Burgtheater im Mai 2015: Bei Einbruch der Nacht von Peter Turrini

Lange
Bald schon 30 Jahre her, die Widmung des Kärntner Dramatikers für den Wiener Postbeamten.

Ich setzte bei der Kellnerin ein, was ich hatte: kopierte Poesie, angelesenes Wissen, viele Wörter. Sie fand meine Art fein und die der anderen grob, aber gevögelt hat sie nicht mit mir. […] Im Dorf lebte ein Komponist, in einem sehr schönen, kultivierten Haus. Ihm zeigte ich damals meine Gedichte, die ich in Serie schrieb und die immer das gleiche Thema hatten: die Welt ist ein absurdes Jammertal […] Er brachte Ordnung in meine Lesewut. […] Ich verbrachte Tage, Wochen in seiner Bibliothek, er schrieb mir Entschuldigungen für die Schule [Handelsakademie]. […] Der Komponist, mein geistiger Ziehvater […]
Biographie des Lesens
Peter Turrini
entn. Lesebuch zwei, S. 347f., Europa Verlag 1984

»Zum 70. Geburtstag von Peter Turrini zeigt die Burg sein autobiographisch gefärbtes Stück Bei Einbruch der Nacht über Kärnten, Kunst und Konvention, Selbstsucht und -überschätzung, politische und künstlerische Ignoranz, Wahrheit und Verstellung.« [Pressetext] Uraufführung: 2006

Sehr geehrter Herr Turrini,

Sie werden sich nicht erinnern können, aber in den frühen 1980er Jahren erhielten Sie all ihre Briefe und Päckchen von einem Postbeamten, dem Sie, warum weiß ich nicht mehr, eines Ihrer neuen Bücher mitgegeben hatten, samt einer Widmung. Dieses Buch befindet sich in meinem Besitz. Nicht zufällig, nein, ist doch der Postbeamte mein Vater. Ich erinnere mich jedenfalls, dieses Buch, das er nach Hause brachte, immer wieder aufgeklappt und die von Ihnen hingekritzelte Widmung angesehen zu haben – vermutlich suchte ich damals das Außerordentliche, das Besondere, in diesem simplen Kugelschreiberblau.
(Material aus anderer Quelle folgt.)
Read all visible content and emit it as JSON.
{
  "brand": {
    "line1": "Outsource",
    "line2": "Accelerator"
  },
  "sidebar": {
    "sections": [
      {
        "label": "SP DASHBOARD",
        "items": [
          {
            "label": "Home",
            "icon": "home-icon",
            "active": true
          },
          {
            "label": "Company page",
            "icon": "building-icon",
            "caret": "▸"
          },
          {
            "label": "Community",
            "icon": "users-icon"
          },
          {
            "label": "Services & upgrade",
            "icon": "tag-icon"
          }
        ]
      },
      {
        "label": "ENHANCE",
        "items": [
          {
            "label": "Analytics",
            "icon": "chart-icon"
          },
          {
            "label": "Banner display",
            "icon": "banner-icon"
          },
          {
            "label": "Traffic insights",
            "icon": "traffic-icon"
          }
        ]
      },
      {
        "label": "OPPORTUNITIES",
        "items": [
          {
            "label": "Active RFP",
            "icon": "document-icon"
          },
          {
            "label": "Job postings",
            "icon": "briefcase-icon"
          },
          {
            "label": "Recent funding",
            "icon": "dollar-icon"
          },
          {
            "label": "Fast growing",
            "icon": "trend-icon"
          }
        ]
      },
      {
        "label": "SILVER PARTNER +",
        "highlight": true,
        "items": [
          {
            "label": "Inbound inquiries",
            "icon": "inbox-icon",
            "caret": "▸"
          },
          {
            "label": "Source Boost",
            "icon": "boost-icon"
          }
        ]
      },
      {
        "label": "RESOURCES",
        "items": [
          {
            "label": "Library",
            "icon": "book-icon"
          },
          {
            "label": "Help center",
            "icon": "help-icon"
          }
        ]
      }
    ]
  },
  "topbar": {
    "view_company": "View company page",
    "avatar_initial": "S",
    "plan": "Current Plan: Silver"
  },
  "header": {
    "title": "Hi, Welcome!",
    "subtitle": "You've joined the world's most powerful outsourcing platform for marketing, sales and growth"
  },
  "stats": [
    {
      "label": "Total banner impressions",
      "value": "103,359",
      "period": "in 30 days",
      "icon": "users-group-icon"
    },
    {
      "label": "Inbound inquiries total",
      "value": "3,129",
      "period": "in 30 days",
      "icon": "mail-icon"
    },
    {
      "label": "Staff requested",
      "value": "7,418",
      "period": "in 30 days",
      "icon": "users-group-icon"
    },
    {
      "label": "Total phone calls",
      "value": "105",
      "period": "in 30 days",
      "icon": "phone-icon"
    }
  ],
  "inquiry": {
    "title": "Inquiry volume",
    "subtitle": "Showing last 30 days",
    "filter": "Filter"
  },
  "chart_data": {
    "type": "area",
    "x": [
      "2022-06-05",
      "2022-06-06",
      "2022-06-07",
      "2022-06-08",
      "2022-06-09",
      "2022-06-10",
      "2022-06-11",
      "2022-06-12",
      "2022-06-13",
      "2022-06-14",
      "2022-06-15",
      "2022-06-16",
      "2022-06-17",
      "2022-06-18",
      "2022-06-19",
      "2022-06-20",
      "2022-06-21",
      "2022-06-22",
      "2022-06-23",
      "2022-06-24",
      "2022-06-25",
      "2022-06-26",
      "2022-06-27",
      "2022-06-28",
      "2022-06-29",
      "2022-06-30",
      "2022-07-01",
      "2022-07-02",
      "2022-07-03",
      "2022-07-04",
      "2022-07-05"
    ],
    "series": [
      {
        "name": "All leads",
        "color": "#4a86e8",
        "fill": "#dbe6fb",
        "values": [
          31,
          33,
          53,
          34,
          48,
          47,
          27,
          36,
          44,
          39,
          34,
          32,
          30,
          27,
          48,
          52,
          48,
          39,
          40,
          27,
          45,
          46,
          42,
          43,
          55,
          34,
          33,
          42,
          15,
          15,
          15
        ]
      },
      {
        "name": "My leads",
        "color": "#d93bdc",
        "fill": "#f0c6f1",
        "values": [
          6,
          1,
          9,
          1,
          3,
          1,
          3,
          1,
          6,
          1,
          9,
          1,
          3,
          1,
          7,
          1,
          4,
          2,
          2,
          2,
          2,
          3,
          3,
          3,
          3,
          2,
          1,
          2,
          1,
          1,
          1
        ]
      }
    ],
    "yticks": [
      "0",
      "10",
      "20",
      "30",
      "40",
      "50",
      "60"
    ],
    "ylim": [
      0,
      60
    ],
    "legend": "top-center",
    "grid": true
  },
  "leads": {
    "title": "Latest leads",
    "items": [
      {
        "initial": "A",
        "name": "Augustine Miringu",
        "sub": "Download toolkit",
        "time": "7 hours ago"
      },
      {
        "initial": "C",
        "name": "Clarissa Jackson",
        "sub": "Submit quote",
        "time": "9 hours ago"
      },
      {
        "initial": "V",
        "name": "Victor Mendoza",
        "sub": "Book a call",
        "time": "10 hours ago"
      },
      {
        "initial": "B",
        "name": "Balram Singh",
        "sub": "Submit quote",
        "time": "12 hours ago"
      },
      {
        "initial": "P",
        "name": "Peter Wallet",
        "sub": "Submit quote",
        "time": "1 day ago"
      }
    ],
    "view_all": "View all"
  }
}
Wenige Tage ist es her, als ich in der Burg Ihr Stück Bei Einbruch der Nacht sah. Ja, ich war Augen- und Ohrenzeuge dieses Dramas. Ich kann Ihnen versichern, dass es nur zwei Zuseher gab, die vorzeitig den Saal verließen, der Rest des Publikums blieb bis zum Ende. Ehrlich gesagt, ich war schon seit geraumer Zeit nicht mehr in der Burg, deshalb kann ich nicht beurteilen, ob das Gezeigte und Gespielte im Rahmen des Gewöhnlichen blieb oder diesen sprengte. Nichtsdestotrotz muss ich meinen Hut ziehen und Ihnen Respekt zollen. Um solch ein Stück im Alter von 62 Jahren auf die Bühne zu bringen, meiner Seel‘, da gehört eine Menge Chuzpe dazu.

Zugegeben, hätte ich nicht vorab gelesen, dass dieses Stück autobiographisch gefärbt ist, ich hätte Ihnen hier, an dieser Stelle, vorgeworfen, nur noch ein dramatischer Agent Provocateur zu sein. Heutzutage ist die Kunst des Provozierens, die Kunst des Schockierens, die einträglichste aller Kunstformen – jedenfalls so lange, so lange sich der Künstler an die verordneten Tabu-Themen hält. Man fragt sich, warum dem so ist, aber so ist es nun mal. Im Übrigen wusste ich wirklich nicht, dass Sie in Kärnten geboren und aufgewachsen sind und dass sie Ihre Jungendjahre im/am Tonhof verbringen durften, ein herrschaftlicher Gutsbesitz, der seit den 195oer Jahren als „Künstler-Sommerresidenz“ galt. So steht es im Internet. Und diese Residenz samt ihrer Bewohner, so scheint es mir, war Blaupause für das besagte Theaterstück. Starker Tobak.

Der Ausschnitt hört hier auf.